S. Bellino, E. Paradiso, M. Zizza, R. Di Lorenzo, F. Bogetto - Vol. 11, March 2005, Issue 1
Testo Immagini Bibliografia Summary Indice
Objective
The aim of the study is to assess clinical
response of patients with a major depressive episode (MDE) and concomitant
borderline personality disorder (BPD) to two treatment options: pharmacotherapy
with a serotonergic drug (SSRI) and combined therapy with SSRI and interpersonal
psychotherapy (IPT).
Methods
Thirty-nine BPD patients who presented a MDE were included. Seven patients
dropped-out for non-compliance. Thirty-two completed 6 months of treatment:
16 received citalopram 20-40 mg/day; 16 received combined therapy with citalopram
and IPT 1 session/week.
The two groups were compared with chi-square test and univariate General Linear
Model (GLM). Number of responders and mean change of global symptomatology
(CGI score) were not significantly different between groups.

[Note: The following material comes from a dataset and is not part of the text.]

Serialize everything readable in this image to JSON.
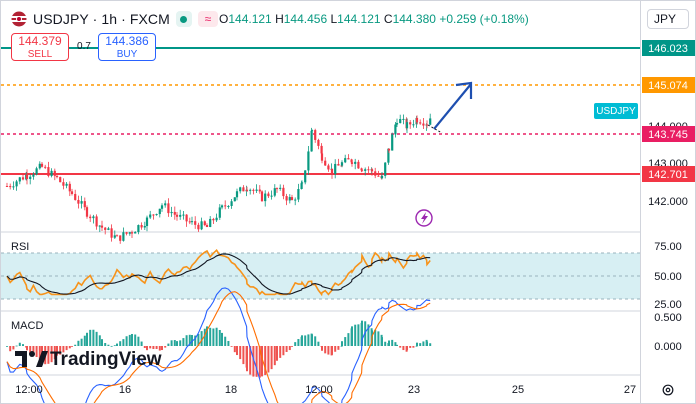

Statistical analysis
showed that combined therapy was superior to single therapy, when measuring
changes of depressive symptoms at Hamilton scale; psychological and social
functioning at the Satisfaction Profile (SAT-P); "vindictive/self-centered",
"cold/distant", and "intrusive/needy" scales at the Inventory
for Interpersonal Problems (IIP-64).
Conclusions
Combined therapy including interpersonal psychotherapy plus drug treatment
is more efficacious than drug treatment alone in treating depressed patients
with coexisting BPD, when considering a number of relevant factors: core symptoms
of depressive state, subjective quality of life and some features of interpersonal
problems that seem strictly related to borderline psychopathology.